These examples illustrate how the WER metric works in practice. It captures not just outright incorrect words but also when words are omitted or added, which can affect the accuracy of the transcription.

In terms of hardware and training hyperparameters, I ran the fine-tuning on two A100 GPUs with 80GB of memory. I set the batch size to 16, and with gradient accumulation set to 2, this created an effective batch size of 32. The learning rate started at 1e-5, with 500 warm-up steps to ensure a smooth training curve. At the end of each epoch, the model evaluated its performance on a random subset of approximately 70-100 samples from the test set. To prevent overfitting, I included an early stopping mechanism that halted training if WER did not improve after three epochs.

Section 5.3 | Fine-Tuning Results

During training, the model achieved a final average evaluation WER of 11.56%, measured at periodic intervals. These periodic evaluations, conducted during training, transcribed a subset of 70-100 audio samples. To gain a more comprehensive understanding of the model’s performance, I later exported the model locally and evaluated it on the full set of 2,900 test samples. The model produced an average WER of 15.08%. I repeated this evaluation twice more to confirm the consistency of the results.

For comparison, I tested the pretrained Whisper medium.en model (without fine-tuning) on the same set of test audios. The pretrained model performed significantly worse, with an average WER of 94.59%. This represents a relative improvement of 84.06% by the fine-tuned model compared to the pretrained model. In plain terms, this means the fine-tuned model is 84% less likely to transcribe words incorrectly than the pretrained Whisper medium.en model.

Fine-tuning the model attuned it more effectively to the nuances of ATC communications, including differentiating between human speech and background noise/static, and recognizing aviation-specific jargon and vocabulary. As a result, the fine-tuned model is much better at handling the distinct characteristics of ATC communication, making it 84% less likely to make transcription errors or hallucinate, including mistakenly transcribing background noise as words or getting stuck in a loop producing the same token repeatedly.

These results highlight the significant impact of domain-specific fine-tuning, demonstrating how it greatly enhances transcription performance in specialized areas like ATC communication.

The CSV files containing the evaluation data, along with the evaluation scripts, for both the fine-tuned and pretrained models, and the pretrained model’s prediction normalization code can be found in the project’s repository.

Section 5.4 | Evaluation Limitations

When training machine learning models, proper evaluation is crucial for understanding your model’s performance. For transcription models, Word Error Rate (WER) is typically used. As mentioned previously, WER measures errors such as insertions, deletions, and substitutions in transcriptions. While it is almost universally used, WER has inherent limitations, particularly because it doesn’t consider the meaning of words and treats all errors equally.
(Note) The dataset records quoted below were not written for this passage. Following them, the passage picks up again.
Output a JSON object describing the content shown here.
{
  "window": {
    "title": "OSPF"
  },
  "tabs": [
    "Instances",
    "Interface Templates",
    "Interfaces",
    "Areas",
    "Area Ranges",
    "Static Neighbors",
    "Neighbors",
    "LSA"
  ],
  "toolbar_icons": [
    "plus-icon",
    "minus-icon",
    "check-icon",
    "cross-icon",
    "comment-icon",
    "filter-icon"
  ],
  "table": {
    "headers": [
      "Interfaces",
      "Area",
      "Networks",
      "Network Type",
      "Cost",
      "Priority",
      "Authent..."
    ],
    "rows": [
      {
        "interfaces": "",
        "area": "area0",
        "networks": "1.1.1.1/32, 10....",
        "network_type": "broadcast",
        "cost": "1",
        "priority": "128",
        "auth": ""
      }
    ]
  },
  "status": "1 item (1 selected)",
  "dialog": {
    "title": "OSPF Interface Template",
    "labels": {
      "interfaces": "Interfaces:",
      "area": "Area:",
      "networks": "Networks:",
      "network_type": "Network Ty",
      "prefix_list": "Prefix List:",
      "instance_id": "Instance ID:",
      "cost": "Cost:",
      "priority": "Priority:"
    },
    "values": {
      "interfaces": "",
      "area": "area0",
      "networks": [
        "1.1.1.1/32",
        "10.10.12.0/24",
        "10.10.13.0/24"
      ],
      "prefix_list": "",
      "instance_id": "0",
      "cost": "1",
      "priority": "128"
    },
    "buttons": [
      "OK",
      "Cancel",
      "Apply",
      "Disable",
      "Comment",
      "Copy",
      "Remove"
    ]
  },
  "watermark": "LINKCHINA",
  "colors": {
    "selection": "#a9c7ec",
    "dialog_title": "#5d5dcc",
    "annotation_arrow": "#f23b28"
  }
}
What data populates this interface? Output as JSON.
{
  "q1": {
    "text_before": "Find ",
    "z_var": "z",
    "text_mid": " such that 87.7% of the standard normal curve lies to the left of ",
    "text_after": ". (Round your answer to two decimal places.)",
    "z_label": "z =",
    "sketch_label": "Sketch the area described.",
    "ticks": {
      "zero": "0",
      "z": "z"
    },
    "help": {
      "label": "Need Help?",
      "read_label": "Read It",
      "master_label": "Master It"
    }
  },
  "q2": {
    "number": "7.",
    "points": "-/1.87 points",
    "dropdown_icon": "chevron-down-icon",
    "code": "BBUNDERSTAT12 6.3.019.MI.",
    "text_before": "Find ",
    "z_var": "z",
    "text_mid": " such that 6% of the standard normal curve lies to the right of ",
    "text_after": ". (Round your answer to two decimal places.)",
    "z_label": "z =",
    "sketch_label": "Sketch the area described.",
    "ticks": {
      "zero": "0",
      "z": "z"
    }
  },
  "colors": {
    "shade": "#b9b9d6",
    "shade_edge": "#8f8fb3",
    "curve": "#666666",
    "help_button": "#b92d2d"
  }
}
This can lead to overly harsh assessments, especially in domains like Air Traffic Control, where minor transcription mistakes may not significantly impact communication.

WER provides a straightforward method for evaluating errors by comparing predicted and actual words. However, it doesn’t account for subtleties like meaning or word proximity. For instance, predicting “approve” instead of “approved” counts as a full error, even though the intended meaning is essentially the same. Moreover, WER penalizes minor misspellings just as harshly as completely missing a word, which can skew the true picture of the model’s performance. These limitations become especially noticeable in real-world applications, where precision is important but capturing the intent behind the words may be even more crucial, particularly in fields like aviation and Air Traffic Control.

When evaluating the fine-tuned model against the pretrained Whisper model, I encountered additional challenges. My dataset used expanded, lowercase transcriptions, while the pretrained Whisper model produced transcriptions in a more formal ATC syntax. This mismatch in style and format skewed the evaluation, as the models generated outputs in different styles. To address this, I created a normalized prediction function to align both models’ outputs and ran the pretrained models evaluation on the normalized predictions. The normalization process ensured lowercase text, expanded numbers from their digit form to their word form, and expanded frequencies, runways, and altitudes, among other things.

Despite these adjustments, WER’s inherent limitations, such as case sensitivity and strict syntax matching, remained a challenge, highlighting the need for more content-focused evaluation methods that better capture the intent and meaning of transcriptions.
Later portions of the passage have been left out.